Why You Shouldn't Worry Too Much About Bedwetting In Older Kids
My oldest child was potty trained fairly easily, and her body figured out how to wake her in the night if she needed to pee soon after she started wearing underwear during the day. It was so nice to have one out of three kids no longer in diapers and Pull-Ups that I didn’t even consider if, at barely four years old, she was early or late to wake up dry each morning.
But then her twin siblings turned four, then five, and they were still wetting the bed at night — and I worried they were behind schedule. By the time my son was six, he was out of Pull-Ups but his twin was not, and it bothered her. As a family, we talked about how our bodies do things when they are ready and hers just wasn’t ready to wake up in the night to pee yet—it was okay.
Admittedly, I was worried about her bedwetting, but have been consistently reassured by friends and our pediatrician that she will outgrow it and that’s more common than people talk about. I didn’t let my daughter in on my worry, but I have reassured her of these things too. She’s now seven and a half and still wets the bed, but we’ve both learned not to stress about it. She would rather not need a Pull-Up, but no one is putting pressure on her to stop wearing them. She gets embarrassed sometimes, but I never want her to feel shamed for something she can’t control. And the number of laughs she gets for wearing a clean Pull-Up on her head like a chef’s hat seems to take the sting out of her embarrassment.
When bedwetting happens in children over the age of five it’s called nocturnal enuresis, and there are two types: primary enuresis is when a child hasn’t ever stopped wetting at night, and secondary enuresis is when a child reverts to bedwetting after at least six months of nightly bladder control. Up to 10% of kids seven-year-olds still wet the bed, and between 1% and 3% of teenagers still have accidents at night. Primary enuresis is much more common and is usually a delay in development in the bladder, kidney, or brain. Some kids just have a small bladder or the inability to wake up when their bladder is full. They need longer to grow and make these connections.

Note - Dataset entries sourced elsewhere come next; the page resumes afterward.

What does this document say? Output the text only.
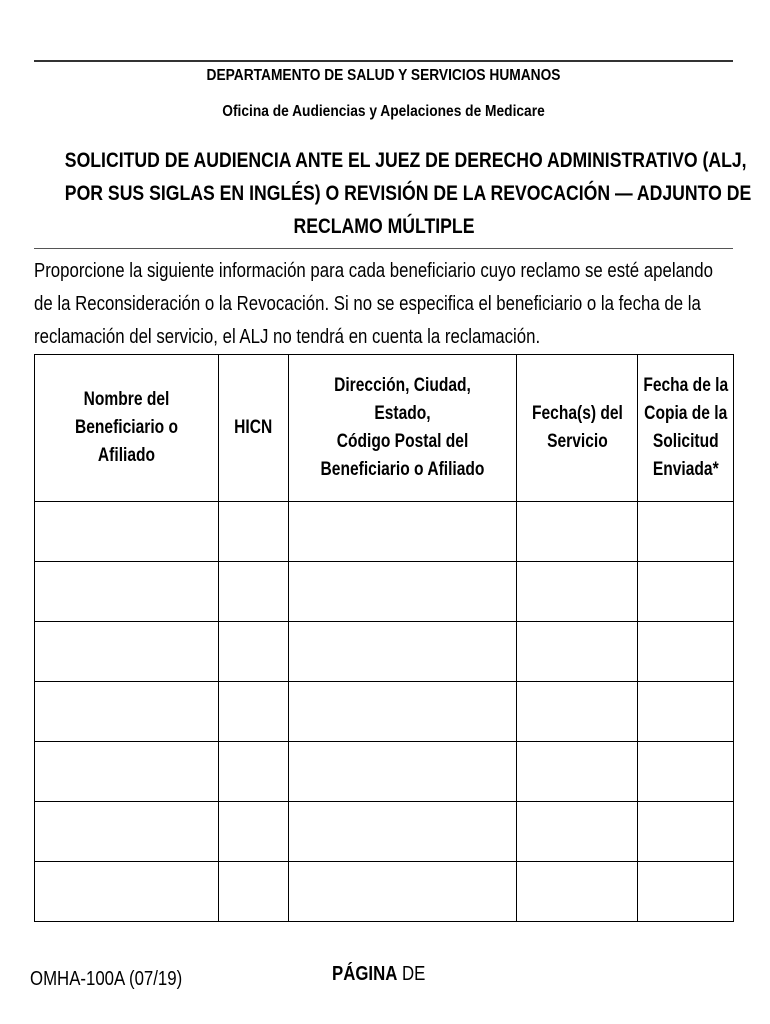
DEPARTAMENTO DE SALUD Y SERVICIOS HUMANOS
Oficina de Audiencias y Apelaciones de Medicare
SOLICITUD DE AUDIENCIA ANTE EL JUEZ DE DERECHO ADMINISTRATIVO (ALJ,
POR SUS SIGLAS EN INGLÉS) O REVISIÓN DE LA REVOCACIÓN — ADJUNTO DE
RECLAMO MÚLTIPLE
Proporcione la siguiente información para cada beneficiario cuyo reclamo se esté apelando
de la Reconsideración o la Revocación. Si no se especifica el beneficiario o la fecha de la
reclamación del servicio, el ALJ no tendrá en cuenta la reclamación.
Nombre del
Beneficiario o Afiliado	HICN	Dirección, Ciudad, Estado,
Código Postal del
Beneficiario o Afiliado	Fecha(s) del
Servicio	Fecha de la
Copia de la
Solicitud
Enviada*

OMHA-100A (07/19)	PÁGINA DE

Bedwetting in older kids experiencing secondary enuresis should be evaluated by a doctor because it could be a sign of stress, urinary tract infection, or neurological issue. Genetics could be a factor too. If one biological parent wet the bed, there is a 50% chance their child will wet the bed after the age of five. If both biological parents were bedwetters, the percentage increases to 75%. Before you get too frustrated or worried about your kid’s wet nights, try to think about how old you were before you stopped peeing at night. Your kid may have inherited your bedwetting gene in addition to the color of your eyes.
There are medications that can stop bedwetting, but when the medications are stopped, the bedwetting usually returns unless a child has outgrown nocturnal enuresis. My daughter’s doctor mentioned that some parents try bedwetting alarms, and research shows that half of kids and families who use them properly see success. Over time the brain associates the alarm with the need to pee because it goes off at the first indication of urination, but it’s imperative to get the kid up and out of bed every time the alarm goes off in order for this lesson to be learned.
Our pediatrician also suggested limiting my daughter’s beverage intake an hour before bed, making sure she pees right before sleep, and waking her up to get her to pee again before I go to bed. This may help train her bladder, but it will also reduce the amount of pee that accumulates in the Pull-Up, which will reduce the chance that she pees through her Pull-Up and onto her sheets and blankets. Admittedly, I haven’t tried waking her up once she’s asleep. She doesn’t want me to and I’m not motivated to wake a kid up who struggles to get back to sleep.
It sucks to still be paying money for Pull-Ups, and doing extra laundry is the last thing I need, but I’m not going to make my kid feel like shit because she is a little behind her siblings and some peers. Just like with shoe tying and daytime potty training, kids will learn when they’re ready. Since talking about my older bedwetter with others, my worry continues to go away. Some parents have explained that their 10-year-olds were still struggling with staying dry through the night but then one day they just outgrew it. If your child doesn’t stop wetting the bed by the time they are teenagers, be sure to consult with a doctor — but you will likely just need to trust your child’s body’s process.
My recommendation is to get a couple of good waterproof mattress covers and find a solution that works for you and your child. Depending on your child’s level of discomfort or desire to stop wetting the bed, they may want to try something more than just waiting to outgrow it. But for the kids who don’t seem to mind wearing a Pull-Up or nighttime underwear, support them in that too. Adding pressure, stress, and expectations they can’t meet will only add to what you think is a problem.